Blurry image seen by patients with macular degeneration
Age-related macular degeneration typically affects older people of about sixty-years old or older. However, cases have been identified in patients as young as in the forties. Best’s Vitelliform Macular Dystrophy is a genetic form that onsets in children of about four or five-years old. Stargardt’s Disease is another genetic form that affects patients in their teenage years. Research is still being conducted to determine if age-related macular degeneration is genetic or environmental.
Furthermore, there are two forms of macular degeneration, the wet form and the dry form. In the wet form fluid is leaked from blood vessels in the retina whereas this does not occur in the dry form. The wet form is typically considered to be a worse case for the patient.
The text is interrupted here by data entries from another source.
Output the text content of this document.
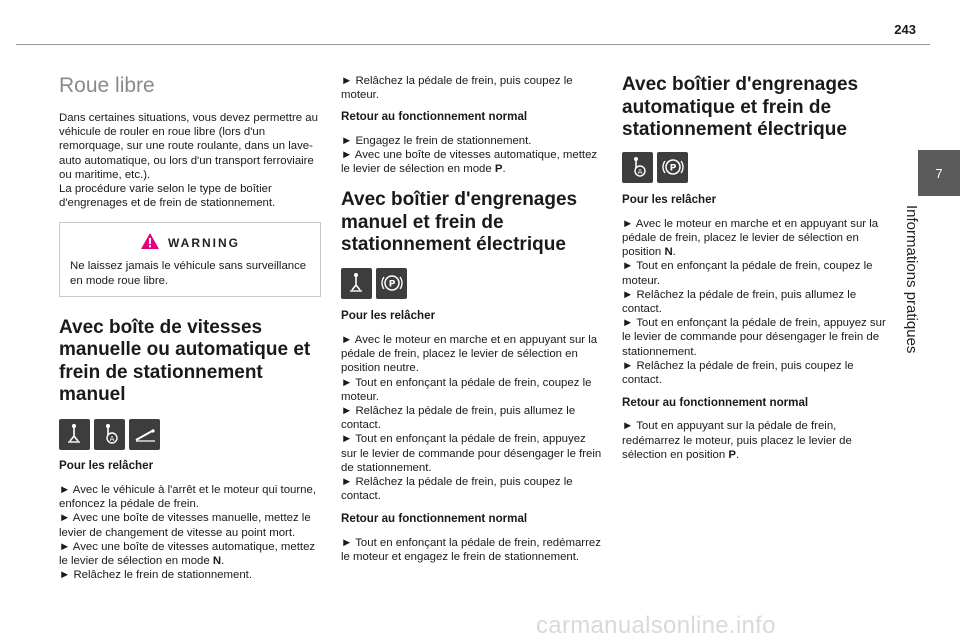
243
7
Informations pratiques
Roue libre

Dans certaines situations, vous devez permettre au véhicule de rouler en roue libre (lors d'un remorquage, sur une route roulante, dans un lave-auto automatique, ou lors d'un transport ferroviaire ou maritime, etc.).

La procédure varie selon le type de boîtier d'engrenages et de frein de stationnement.

WARNING

Ne laissez jamais le véhicule sans surveillance en mode roue libre.

Avec boîte de vitesses manuelle ou automatique et frein de stationnement manuel
A

Pour les relâcher

► Avec le véhicule à l'arrêt et le moteur qui tourne, enfoncez la pédale de frein.

► Avec une boîte de vitesses manuelle, mettez le levier de changement de vitesse au point mort.

► Avec une boîte de vitesses automatique, mettez le levier de sélection en mode N.

► Relâchez le frein de stationnement.

► Relâchez la pédale de frein, puis coupez le moteur.

Retour au fonctionnement normal

► Engagez le frein de stationnement.

► Avec une boîte de vitesses automatique, mettez le levier de sélection en mode P.

Avec boîtier d'engrenages manuel et frein de stationnement électrique
P

Pour les relâcher

► Avec le moteur en marche et en appuyant sur la pédale de frein, placez le levier de sélection en position neutre.

► Tout en enfonçant la pédale de frein, coupez le moteur.

► Relâchez la pédale de frein, puis allumez le contact.

► Tout en enfonçant la pédale de frein, appuyez sur le levier de commande pour désengager le frein de stationnement.

► Relâchez la pédale de frein, puis coupez le contact.

Retour au fonctionnement normal

► Tout en enfonçant la pédale de frein, redémarrez le moteur et engagez le frein de stationnement.

Avec boîtier d'engrenages automatique et frein de stationnement électrique
A	P

Pour les relâcher

► Avec le moteur en marche et en appuyant sur la pédale de frein, placez le levier de sélection en position N.

► Tout en enfonçant la pédale de frein, coupez le moteur.

► Relâchez la pédale de frein, puis allumez le contact.

► Tout en enfonçant la pédale de frein, appuyez sur le levier de commande pour désengager le frein de stationnement.

► Relâchez la pédale de frein, puis coupez le contact.

Retour au fonctionnement normal

► Tout en appuyant sur la pédale de frein, redémarrez le moteur, puis placez le levier de sélection en position P.

carmanualsonline.info
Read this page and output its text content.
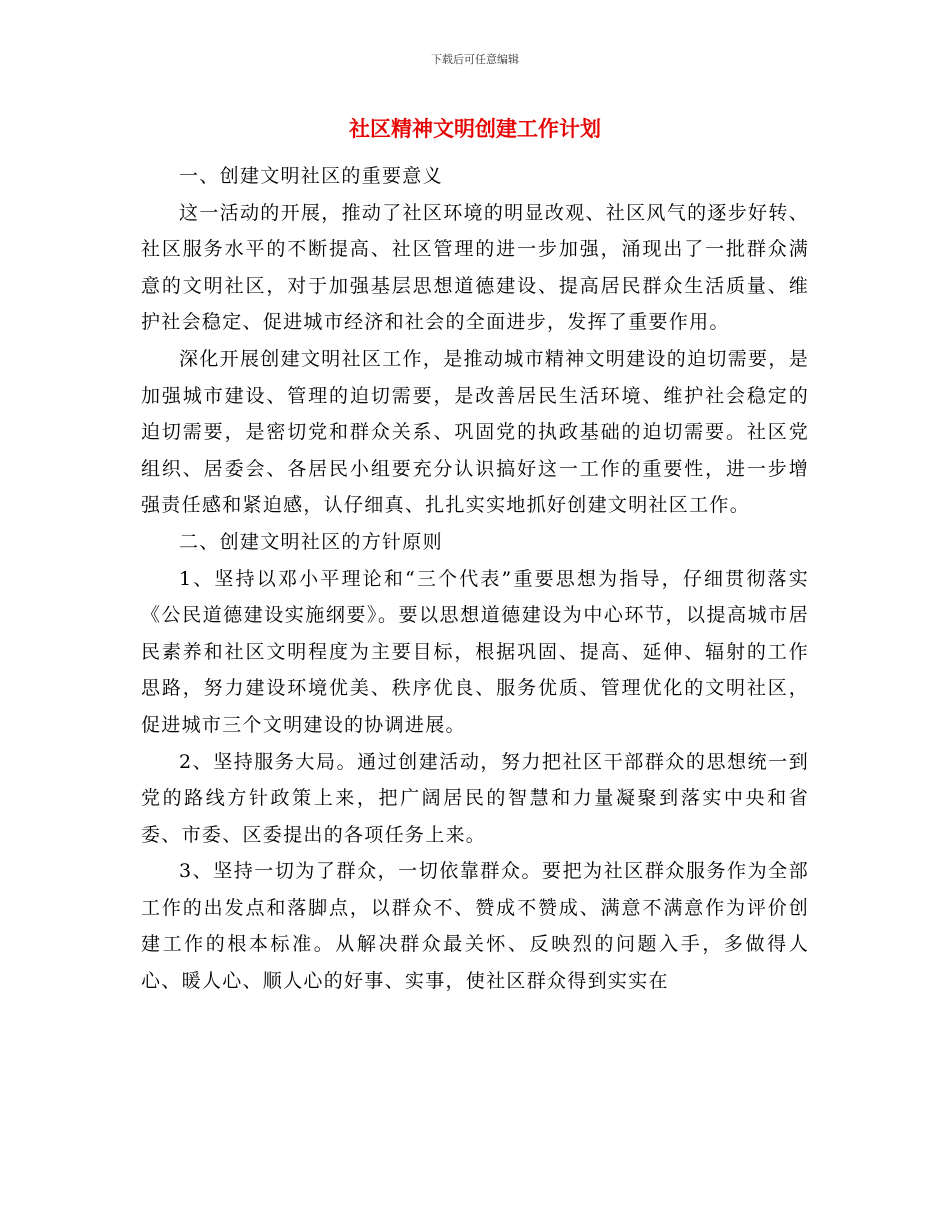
下载后可任意编辑
社区精神文明创建工作计划

一、创建文明社区的重要意义

这一活动的开展，推动了社区环境的明显改观、社区风气的逐步好转、社区服务水平的不断提高、社区管理的进一步加强，涌现出了一批群众满意的文明社区，对于加强基层思想道德建设、提高居民群众生活质量、维护社会稳定、促进城市经济和社会的全面进步，发挥了重要作用。

深化开展创建文明社区工作，是推动城市精神文明建设的迫切需要，是加强城市建设、管理的迫切需要，是改善居民生活环境、维护社会稳定的迫切需要，是密切党和群众关系、巩固党的执政基础的迫切需要。社区党组织、居委会、各居民小组要充分认识搞好这一工作的重要性，进一步增强责任感和紧迫感，认仔细真、扎扎实实地抓好创建文明社区工作。

二、创建文明社区的方针原则

1、坚持以邓小平理论和“三个代表”重要思想为指导，仔细贯彻落实《公民道德建设实施纲要》。要以思想道德建设为中心环节，以提高城市居民素养和社区文明程度为主要目标，根据巩固、提高、延伸、辐射的工作思路，努力建设环境优美、秩序优良、服务优质、管理优化的文明社区，促进城市三个文明建设的协调进展。

2、坚持服务大局。通过创建活动，努力把社区干部群众的思想统一到党的路线方针政策上来，把广阔居民的智慧和力量凝聚到落实中央和省委、市委、区委提出的各项任务上来。

3、坚持一切为了群众，一切依靠群众。要把为社区群众服务作为全部工作的出发点和落脚点，以群众不、赞成不赞成、满意不满意作为评价创建工作的根本标准。从解决群众最关怀、反映烈的问题入手，多做得人心、暖人心、顺人心的好事、实事，使社区群众得到实实在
Macular degeneration forming on the macula
Macular degeneration can progress in one or both eyes. Many people with genetic forms will experience the degeneration of only one retina, with the other eye compensating for the lost vision. The loss of vision will progress over a period of time as scarring occurs over the macula of the eye. This period of time can be as short as a couple of months or may take years. In advanced cases the patient will have difficulty distinguishing similar shades of color (black from navy blue, for example). Driving and reading of books or the newspaper will become difficult or impossible without aids. Many people eventually have limited drivers’ licenses or may lose the permission altogether.
Patients that have a genetic form like Best’s Vitelliform Macular Degeneration have a fifty percent chance of passing the disease on to each child they have (if their partner does not have the disease). This is called an autosomal dominant genetic disease and represents a good example of such a genetic situation. No children will be a carrier of the disease, so if it does not advance and the patient is determined to not have the gene, the individual will not have children with the disease.
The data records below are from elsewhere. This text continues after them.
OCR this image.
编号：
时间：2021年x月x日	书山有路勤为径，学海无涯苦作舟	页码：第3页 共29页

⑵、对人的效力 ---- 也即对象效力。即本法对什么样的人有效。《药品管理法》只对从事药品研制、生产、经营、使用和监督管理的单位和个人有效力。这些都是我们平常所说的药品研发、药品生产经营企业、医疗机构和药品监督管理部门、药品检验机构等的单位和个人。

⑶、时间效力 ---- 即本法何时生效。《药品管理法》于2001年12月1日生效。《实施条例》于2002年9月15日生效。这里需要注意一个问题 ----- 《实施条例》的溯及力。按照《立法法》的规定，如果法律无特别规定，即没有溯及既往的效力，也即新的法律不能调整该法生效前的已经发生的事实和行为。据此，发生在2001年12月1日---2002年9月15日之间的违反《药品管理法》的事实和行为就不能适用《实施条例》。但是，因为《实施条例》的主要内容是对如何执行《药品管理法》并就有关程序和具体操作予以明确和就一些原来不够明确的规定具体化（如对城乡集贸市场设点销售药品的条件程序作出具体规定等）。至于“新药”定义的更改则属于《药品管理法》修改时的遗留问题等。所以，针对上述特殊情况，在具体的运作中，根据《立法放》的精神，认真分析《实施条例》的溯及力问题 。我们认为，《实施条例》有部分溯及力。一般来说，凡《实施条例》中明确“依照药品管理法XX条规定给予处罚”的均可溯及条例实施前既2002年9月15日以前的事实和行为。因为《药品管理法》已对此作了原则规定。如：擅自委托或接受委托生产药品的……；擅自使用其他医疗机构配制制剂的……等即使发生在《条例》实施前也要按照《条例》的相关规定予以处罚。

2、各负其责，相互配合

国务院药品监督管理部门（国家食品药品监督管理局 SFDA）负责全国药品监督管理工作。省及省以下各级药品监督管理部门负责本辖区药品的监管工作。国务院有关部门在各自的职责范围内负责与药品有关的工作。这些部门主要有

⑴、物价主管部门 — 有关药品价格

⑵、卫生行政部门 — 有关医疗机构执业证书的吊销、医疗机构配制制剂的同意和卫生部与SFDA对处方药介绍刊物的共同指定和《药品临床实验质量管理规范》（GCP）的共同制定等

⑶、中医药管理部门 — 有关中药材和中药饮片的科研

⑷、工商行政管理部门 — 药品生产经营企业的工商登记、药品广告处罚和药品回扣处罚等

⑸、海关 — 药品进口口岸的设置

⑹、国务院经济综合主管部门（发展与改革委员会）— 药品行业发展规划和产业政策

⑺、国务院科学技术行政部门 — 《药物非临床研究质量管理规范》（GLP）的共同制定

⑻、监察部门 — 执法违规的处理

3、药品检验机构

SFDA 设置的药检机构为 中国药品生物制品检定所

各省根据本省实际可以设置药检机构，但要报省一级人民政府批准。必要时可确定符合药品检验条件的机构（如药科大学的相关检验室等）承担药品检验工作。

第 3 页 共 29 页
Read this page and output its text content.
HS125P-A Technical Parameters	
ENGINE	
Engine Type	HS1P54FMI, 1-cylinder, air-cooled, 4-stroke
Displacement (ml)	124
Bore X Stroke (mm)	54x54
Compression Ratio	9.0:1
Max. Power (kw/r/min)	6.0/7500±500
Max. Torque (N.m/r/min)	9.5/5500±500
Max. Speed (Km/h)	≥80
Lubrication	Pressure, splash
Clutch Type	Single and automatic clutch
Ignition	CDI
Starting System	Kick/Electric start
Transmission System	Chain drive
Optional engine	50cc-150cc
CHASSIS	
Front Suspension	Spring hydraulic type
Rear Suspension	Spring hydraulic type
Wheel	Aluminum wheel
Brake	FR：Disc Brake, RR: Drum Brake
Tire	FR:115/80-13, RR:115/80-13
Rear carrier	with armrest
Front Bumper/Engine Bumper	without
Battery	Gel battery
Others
At this time there is not a cure for macular degeneration, but there are treatments. New treatments in the past couple of years have helped new patients to keep the disease from advancing. An injection is given directly into the eye and keeps scarring from occurring on the macula. Also, some vitamins and diets have been suggested to slow the advancement of macular degeneration, especially in the age-related form. Furthermore, magnifiers and other visual disability aids are available to assist people with advanced cases. Many states and countries have organizations that aid persons with disabilities and a patient may be able to acquire assistance in purchasing aids or receiving training on how to live with reduced vision. For students, there are scholarships, books on tape, and many other accommodations (extended time on exams, print-outs of materials shown in class, etc.) that are available through your school or various organizations. Check on the Internet to find regional or national organizations.
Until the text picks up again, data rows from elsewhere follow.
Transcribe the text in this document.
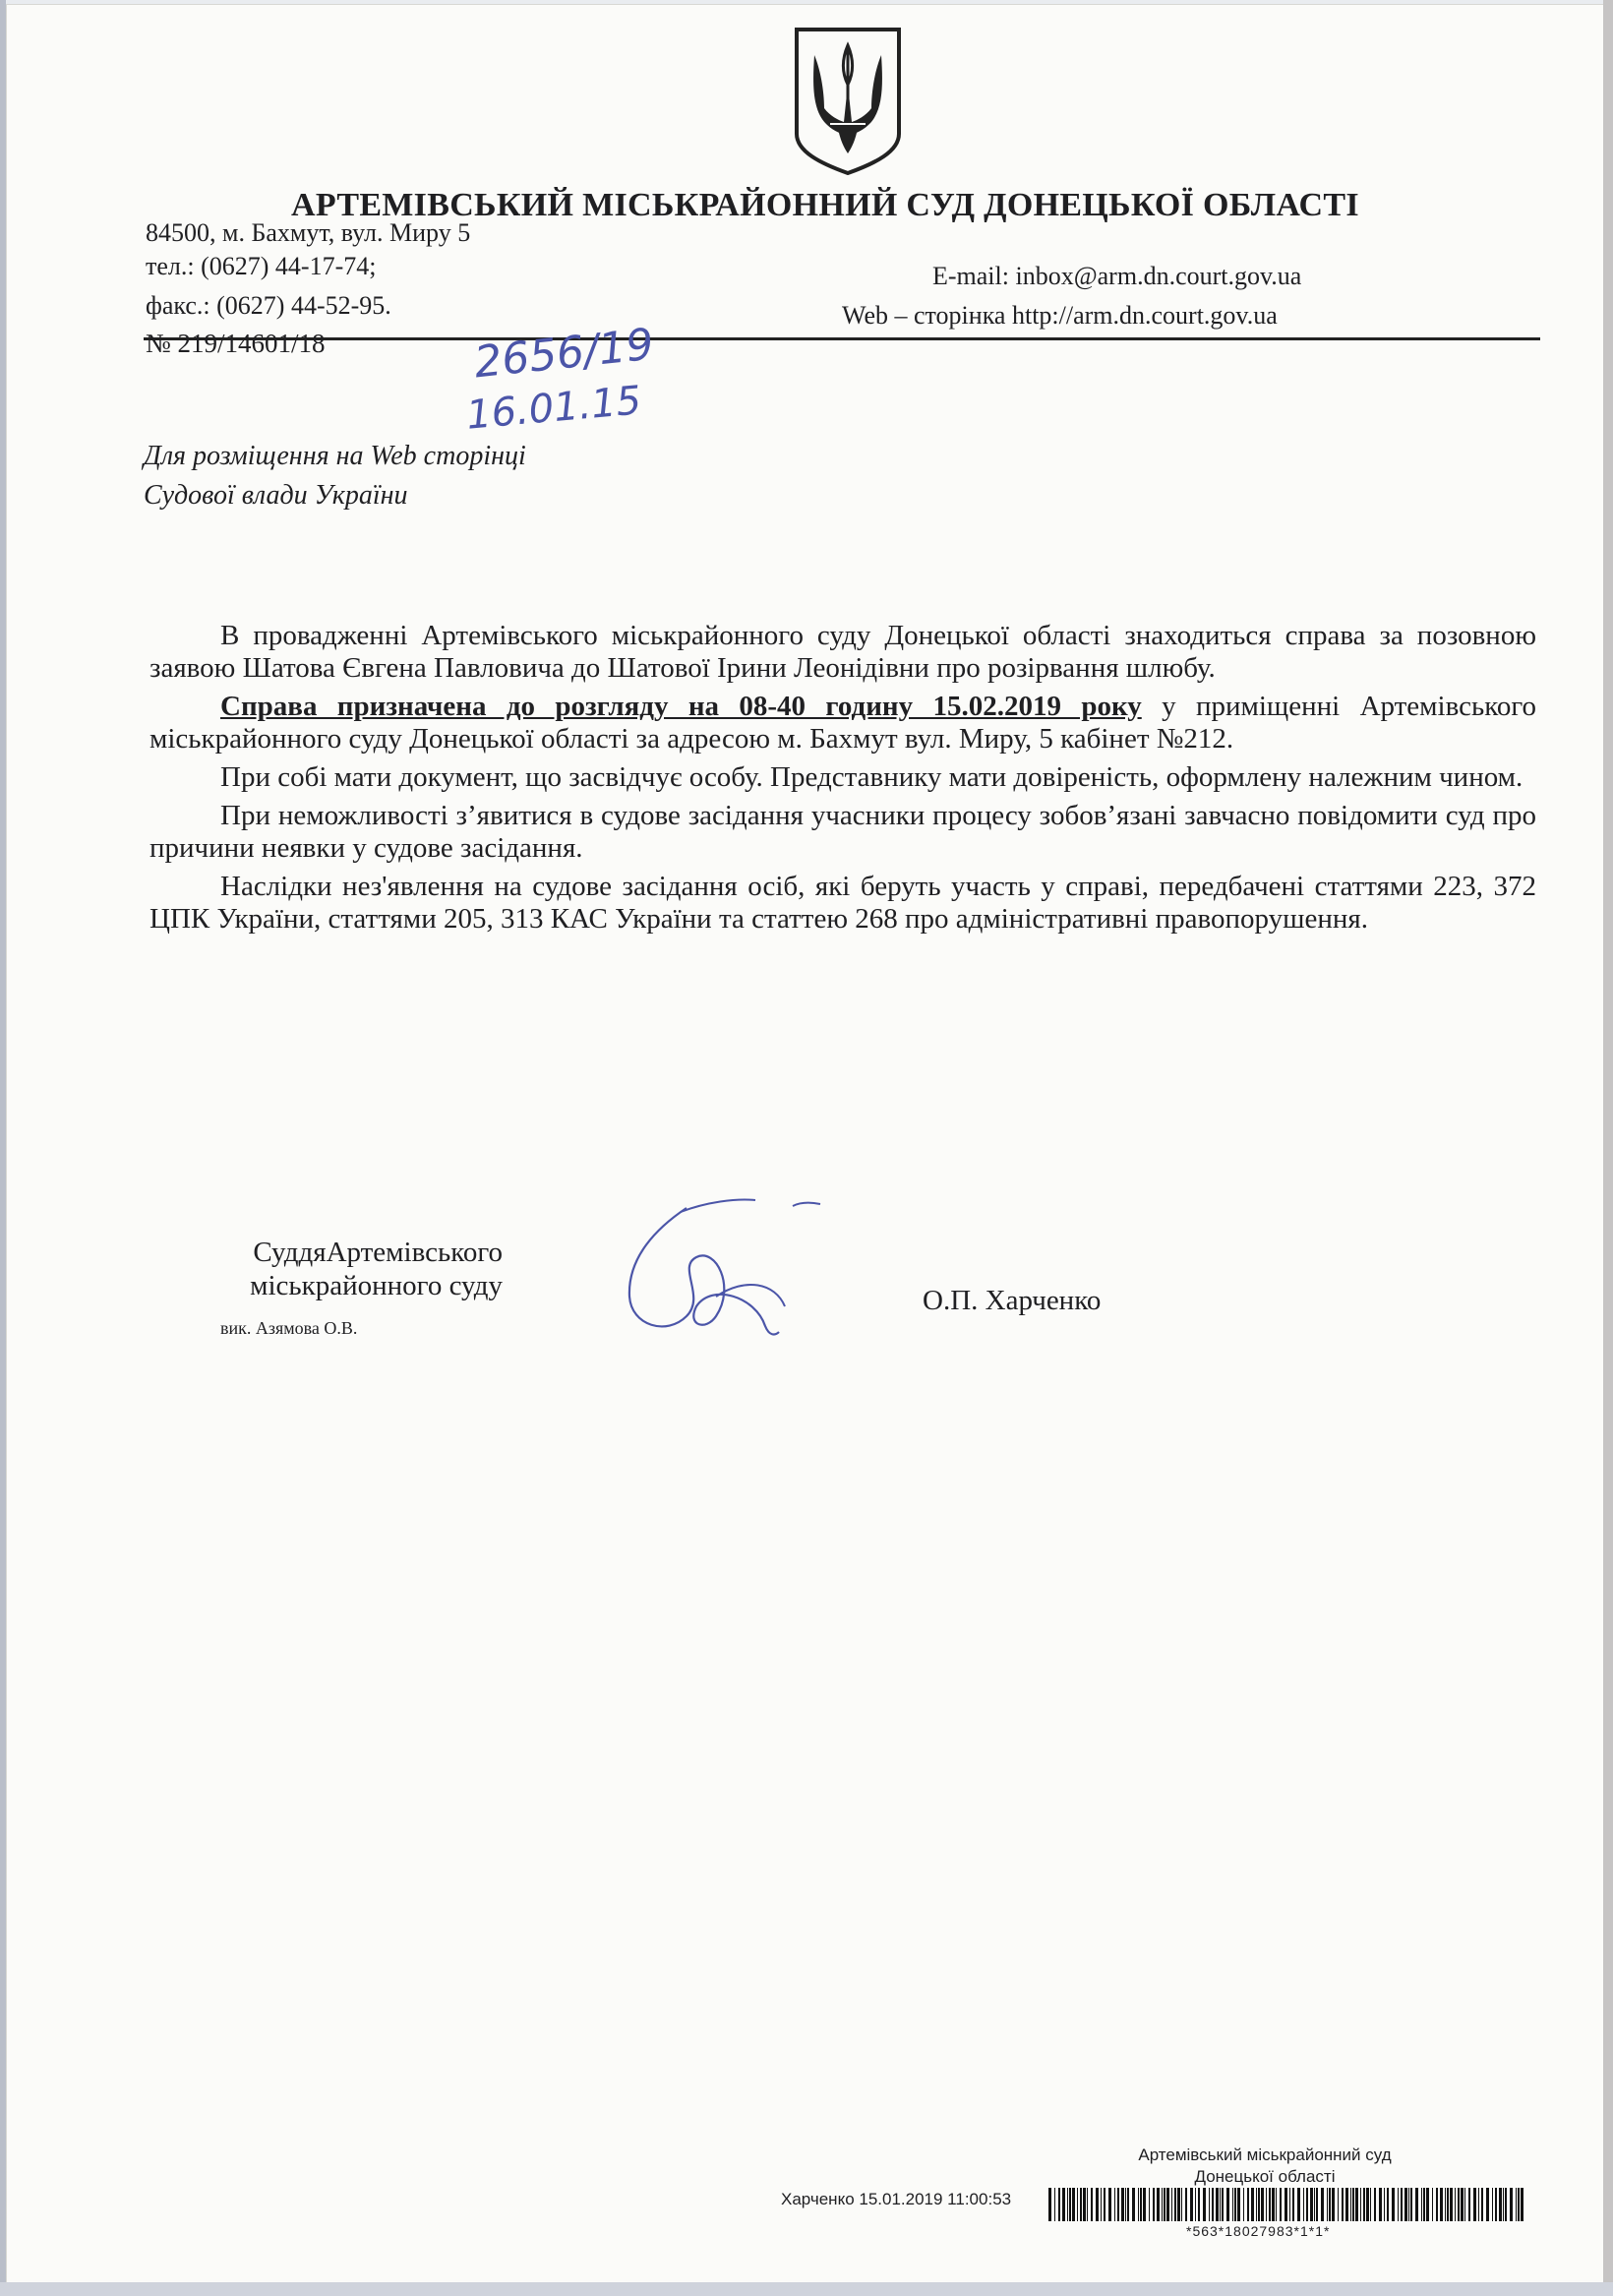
АРТЕМІВСЬКИЙ МІСЬКРАЙОННИЙ СУД ДОНЕЦЬКОЇ ОБЛАСТІ
84500, м. Бахмут, вул. Миру 5
тел.: (0627) 44-17-74;
факс.: (0627) 44-52-95.
E-mail: inbox@arm.dn.court.gov.ua
Web – сторінка http://arm.dn.court.gov.ua
№ 219/14601/18	2656/19
16.01.15
Для розміщення на Web сторінці
Судової влади України

В провадженні Артемівського міськрайонного суду Донецької області знаходиться справа за позовною заявою Шатова Євгена Павловича до Шатової Ірини Леонідівни про розірвання шлюбу.

Справа призначена до розгляду на 08-40 годину 15.02.2019 року у приміщенні Артемівського міськрайонного суду Донецької області за адресою м. Бахмут вул. Миру, 5 кабінет №212.

При собі мати документ, що засвідчує особу. Представнику мати довіреність, оформлену належним чином.

При неможливості з’явитися в судове засідання учасники процесу зобов’язані завчасно повідомити суд про причини неявки у судове засідання.

Наслідки нез'явлення на судове засідання осіб, які беруть участь у справі, передбачені статтями 223, 372 ЦПК України, статтями 205, 313 КАС України та статтею 268 про адміністративні правопорушення.

СуддяАртемівського
міськрайонного суду
вик. Азямова О.В.
О.П. Харченко
Артемівський міськрайонний суд
Донецької області
Харченко 15.01.2019 11:00:53
*563*18027983*1*1*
Older people should visit their doctor regularly to check if macular degeneration is developing or advancing. If a genetic form is known in the family, future parents can consider genetic counseling to find out if they or their future children may have the disease. Catching the presence of the disease at an early stage will improve the chances for successful treatment and keeping the disease from advancing to detrimental stages. Research continues for macular degeneration and the future looks bright for the development of better treatments and perhaps even a cure.